17.2.2. Nombre de bénéficiaires Chaque organisation syndicale représentative au niveau national peut, en sus du délégué syndical central d’entreprise, désigner entre un à cinq autres salariés, afin de seconder le délégué syndical central d’entreprise dans son rôle de niveau national.
Le délégué syndical central d’entreprise partage avec eux les moyens qui lui sont alloués (crédit d’heures et moyens financiers).

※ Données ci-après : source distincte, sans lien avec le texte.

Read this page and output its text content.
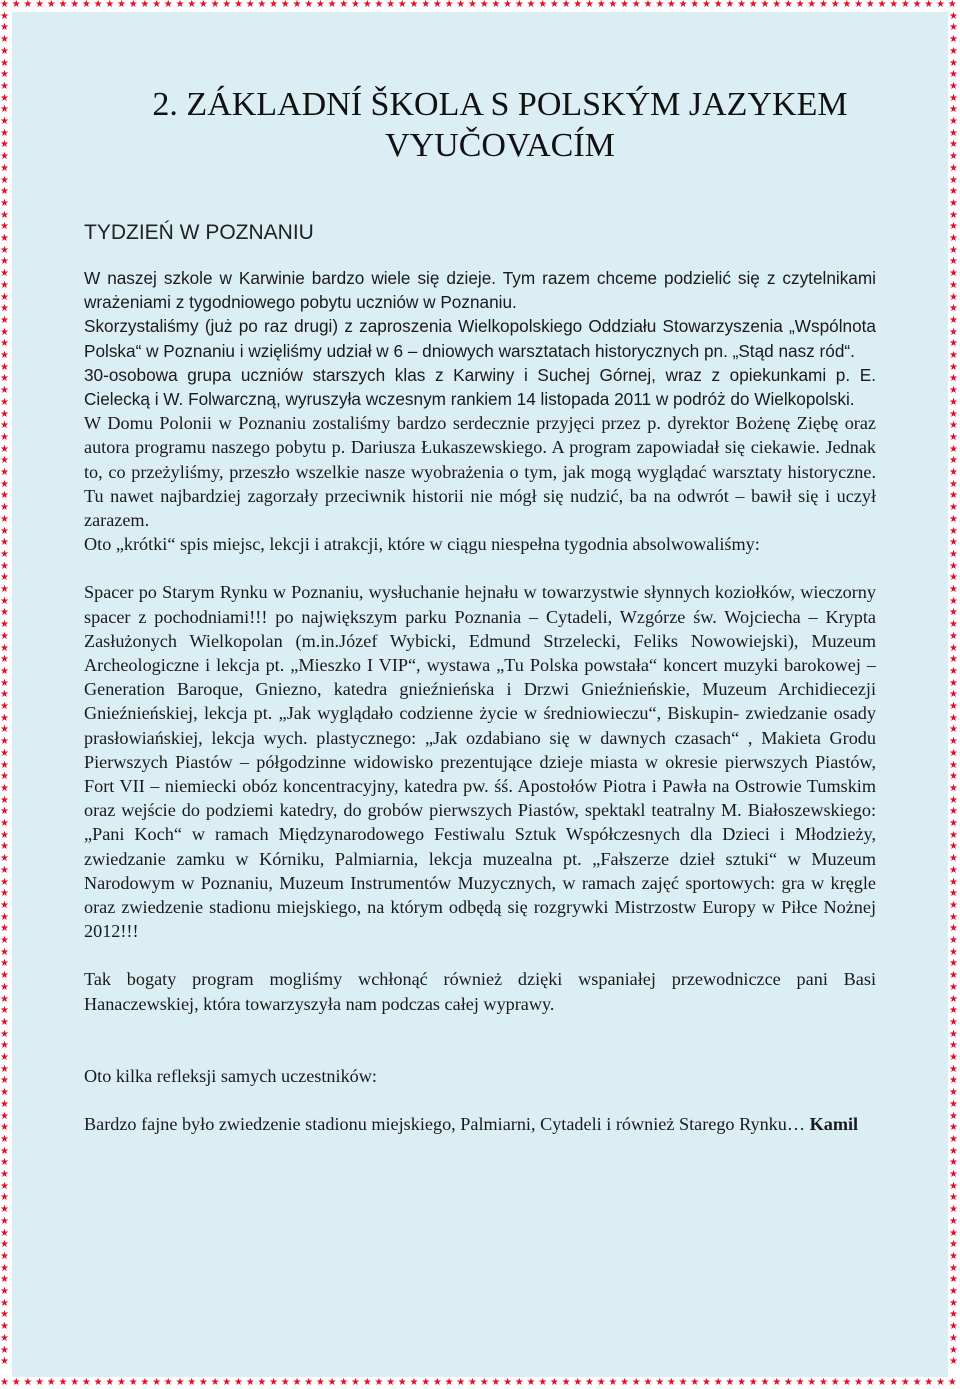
★
★
★
★
★
★
★
★
★
★
★
★
★
★
★
★
★
★
★
★
★
★
★
★
★
★
★
★
★
★
★
★
★
★
★
★
★
★
★
★
★
★
★
★
★
★
★
★
★
★
★
★
★
★
★
★
★
★
★
★
★
★
★
★
★
★
★
★
★
★
★
★
★
★
★
★
★
★
★
★
★
★
★
★
★
★
★
★
★
★
★
★
★
★
★
★
★
★
★
★
★
★
★
★
★
★
★
★
★
★
★
★
★
★
★
★
★
★
★
★
★
★
★
★
★
★
★
★
★
★
★
★
★
★
★
★
★
★
★
★
★
★
★
★
★
★
★
★
★
★
★
★
★
★
★
★
★
★
★
★
★
★
★
★
★	★
★	★
★	★
★	★
★	★
★	★
★	★
★	★
★	★
★	★
★	★
★	★
★	★
★	★
★	★
★	★
★	★
★	★
★	★
★	★
★	★
★	★
★	★
★	★
★	★
★	★
★	★
★	★
★	★
★	★
★	★
★	★
★	★
★	★
★	★
★	★
★	★
★	★
★	★
★	★
★	★
★	★
★	★
★	★
★	★
★	★
★	★
★	★
★	★
★	★
★	★
★	★
★	★
★	★
★	★
★	★
★	★
★	★
★	★
★	★
★	★
★	★
★	★
★	★
★	★
★	★
★	★
★	★
★	★
★	★
★	★
★	★
★	★
★	★
★	★
★	★
★	★
★	★
★	★
★	★
★	★
★	★
★	★
★	★
★	★
★	★
★	★
★	★
★	★
★	★
★	★
★	★
★	★
★	★
★	★
★	★
★	★
★	★
★	★
★	★
★	★
★	★
★	★
★	★
★	★
★	★
★	★
★	★
★	★
★	★
★	★
★	★
★	★
★	★
★	★
★	★
2. ZÁKLADNÍ ŠKOLA S POLSKÝM JAZYKEM VYUČOVACÍM
TYDZIEŃ W POZNANIU

W naszej szkole w Karwinie bardzo wiele się dzieje. Tym razem chceme podzielić się z czytelnikami wrażeniami z tygodniowego pobytu uczniów w Poznaniu.

Skorzystaliśmy (już po raz drugi) z zaproszenia Wielkopolskiego Oddziału Stowarzyszenia „Wspólnota Polska“ w Poznaniu i wzięliśmy udział w 6 – dniowych warsztatach historycznych pn. „Stąd nasz ród“.

30-osobowa grupa uczniów starszych klas z Karwiny i Suchej Górnej, wraz z opiekunkami p. E. Cielecką i W. Folwarczną, wyruszyła wczesnym rankiem 14 listopada 2011 w podróż do Wielkopolski.

W Domu Polonii w Poznaniu zostaliśmy bardzo serdecznie przyjęci przez p. dyrektor Bożenę Ziębę oraz autora programu naszego pobytu p. Dariusza Łukaszewskiego. A program zapowiadał się ciekawie. Jednak to, co przeżyliśmy, przeszło wszelkie nasze wyobrażenia o tym, jak mogą wyglądać warsztaty historyczne. Tu nawet najbardziej zagorzały przeciwnik historii nie mógł się nudzić, ba na odwrót – bawił się i uczył zarazem.

Oto „krótki“ spis miejsc, lekcji i atrakcji, które w ciągu niespełna tygodnia absolwowaliśmy:

Spacer po Starym Rynku w Poznaniu, wysłuchanie hejnału w towarzystwie słynnych koziołków, wieczorny spacer z pochodniami!!! po największym parku Poznania – Cytadeli, Wzgórze św. Wojciecha – Krypta Zasłużonych Wielkopolan (m.in.Józef Wybicki, Edmund Strzelecki, Feliks Nowowiejski), Muzeum Archeologiczne i lekcja pt. „Mieszko I VIP“, wystawa „Tu Polska powstała“ koncert muzyki barokowej – Generation Baroque, Gniezno, katedra gnieźnieńska i Drzwi Gnieźnieńskie, Muzeum Archidiecezji Gnieźnieńskiej, lekcja pt. „Jak wyglądało codzienne życie w średniowieczu“, Biskupin- zwiedzanie osady prasłowiańskiej, lekcja wych. plastycznego: „Jak ozdabiano się w dawnych czasach“ , Makieta Grodu Pierwszych Piastów – półgodzinne widowisko prezentujące dzieje miasta w okresie pierwszych Piastów, Fort VII – niemiecki obóz koncentracyjny, katedra pw. śś. Apostołów Piotra i Pawła na Ostrowie Tumskim oraz wejście do podziemi katedry, do grobów pierwszych Piastów, spektakl teatralny M. Białoszewskiego: „Pani Koch“ w ramach Międzynarodowego Festiwalu Sztuk Współczesnych dla Dzieci i Młodzieży, zwiedzanie zamku w Kórniku, Palmiarnia, lekcja muzealna pt. „Fałszerze dzieł sztuki“ w Muzeum Narodowym w Poznaniu, Muzeum Instrumentów Muzycznych, w ramach zajęć sportowych: gra w kręgle oraz zwiedzenie stadionu miejskiego, na którym odbędą się rozgrywki Mistrzostw Europy w Piłce Nożnej 2012!!!

Tak bogaty program mogliśmy wchłonąć również dzięki wspaniałej przewodniczce pani Basi Hanaczewskiej, która towarzyszyła nam podczas całej wyprawy.

Oto kilka refleksji samych uczestników:

Bardzo fajne było zwiedzenie stadionu miejskiego, Palmiarni, Cytadeli i również Starego Rynku… Kamil
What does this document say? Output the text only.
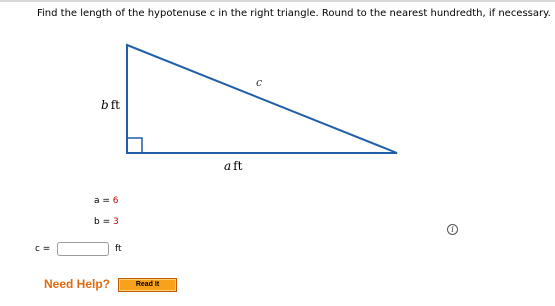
Find the length of the hypotenuse c in the right triangle. Round to the nearest hundredth, if necessary.
c
b ft
a ft
a = 6
b = 3
c =	ft
i
Need Help?	Read It
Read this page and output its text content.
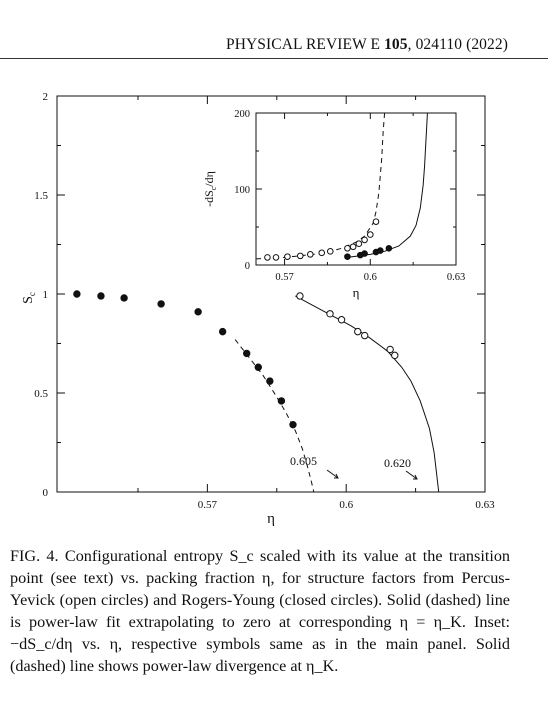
PHYSICAL REVIEW E 105, 024110 (2022)
0.57	0.6	0.63
0
0.5
1
1.5
2
η
$S_c$
0.605	0.620
0.57	0.6	0.63
0
100
200
η
$-dS_c/d\eta$
FIG. 4. Configurational entropy S_c scaled with its value at the transition point (see text) vs. packing fraction η, for structure factors from Percus-Yevick (open circles) and Rogers-Young (closed circles). Solid (dashed) line is power-law fit extrapolating to zero at corresponding η = η_K. Inset: −dS_c/dη vs. η, respective symbols same as in the main panel. Solid (dashed) line shows power-law divergence at η_K.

Ces bénéficiaires sont désignés parmi les candidats aux élections professionnelles et ayant recueillis au moins 10% des suffrages valablement exprimés au premier tour, sur son nom propre.
Article 17.3. Moyens des délégués syndicaux centraux d’entreprise et de leurs bénéficiaires
17.3.1. Crédit d’heures de chaque organisation syndicale représentative au niveau national
Montant du crédit d’heures
Chaque organisation syndicale représentative au niveau national à l’Office National des Forêts bénéficie, par année civile, d'un crédit d'heures composé des deux éléments suivants :
La durée de travail correspondant à un équivalent temps plein ;
Un forfait annuel complémentaire calculé en fonction de la représentativité nationale de l'organisation syndicale représentative à laquelle ils appartiennent, par application de la formule suivante :
1607 heures x nombre de suffrages valablement exprimés pour l'organisation syndicale représentative aux dernières élections des comités sociaux économiques
Nombre cumulé de votants pour l'ensemble des organisations syndicales représentatives au niveau national
Ce crédit prend en compte le crédit accordé par l’article L 2143-15 du code du travail.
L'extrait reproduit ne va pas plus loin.